Le chef de l'Etat, qui s'exprimait à l'issue d'une réunion avec des vétérinaires et des représentant de la filière avicole au Salon international de l'agriculture, a jugé "totalement injustifiée (...) la panique qui se développe parmi le consommateurs.
"Il ne faut pas tomber dans l'excès. L'Agence française de sécurité sanitaire des aliments, qui est l'organisme compétent, rappelle régulièrement de la façon la plus formelle qu'il n'y a aucun danger pour les Français et pour les Européens à manger de la volaille ou des oeufs", a souligné M. Chirac.
"En toute hypothèse, a-t-il ajouté, le virus en question, dans la mesure où il serait avéré, est détruit automatiquement à la cuisson. Donc, il n'y a strictement aucun danger.
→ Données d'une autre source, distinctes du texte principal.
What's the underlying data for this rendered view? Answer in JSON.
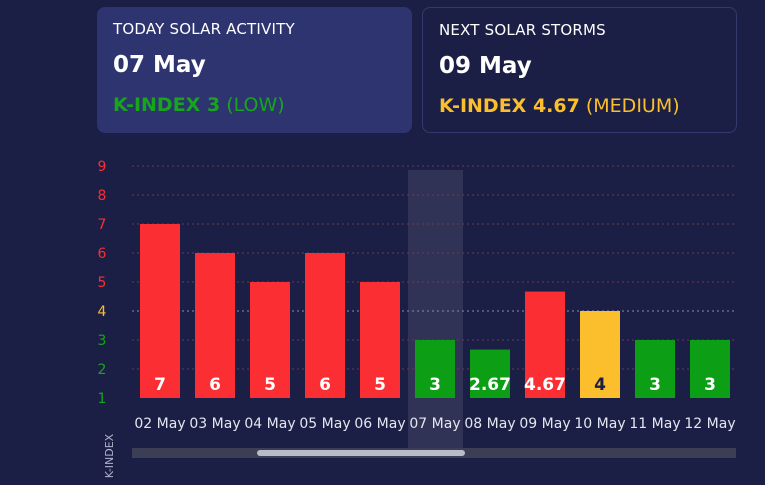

Et on voit se développer - avec les conséquences économiques et sociales que cela comporte - une espèce de panique totalement injustifiée. J'appelle solennellement, notamment ceux qui ont pour vocation d'informer, c'est-à-dire les médias, à bien souligner qu'il n'y a pas de danger."
Le président de la République a insisté par ailleurs sur la nécessité d'une "solidarité nationale" avec la filière avicole "profondément touchée et perturbée" par la crise. Il a rappelé que le gouvernement avait débloqué une aide de 63 millions d'euros en faveur de la filière.
Le Premier ministre Dominique de Villepin a annoncé jeudi une aide de 52 millions s'ajoutant aux 11 millions annoncés précédemment par le gouvernement.
Jacques Chirac, qui a fait cette déclaration en inaugurant le Salon international de l'agriculture, a salué à cet égard la parfaite coopération sur le plan technique entre les responsables de la filière, les vétérinaires et l'Etat. Accompagné du ministre de l'Agriculture Dominique Bussereau, il s'était isolé dès son arrivée, vers 8h30, pour une rencontre avec trois vétérinaires et trois représentants de la filière avicole qui connaît une chute notable de ses ventes.
Le chef de l'Etat a mangé au moins à deux reprises de la volaille lors de son passage au stand du centre d'information des viandes et à celui de la FNSEA (Fédération nationale des syndicats d'exploitants agricoles). Il a répété qu'il n'y avait "aucun danger ni inconvénient à manger de la volaille".
Jacques Chirac a déploré l'emballement médiatique après l'annonce des premiers cas de grippe aviaire en France et a demandé aux responsables de la presse de "dire la vérité aux Français". "On n'a pas intérêt à provoquer une espèce de psychose, d'affolement, c'est tout à fait scandaleux", a-t-il déclaré.
Le président de la République devait rencontrer à la fin de sa visite le commissaire européen au commerce Peter Mandelson, lui aussi présent au Salon.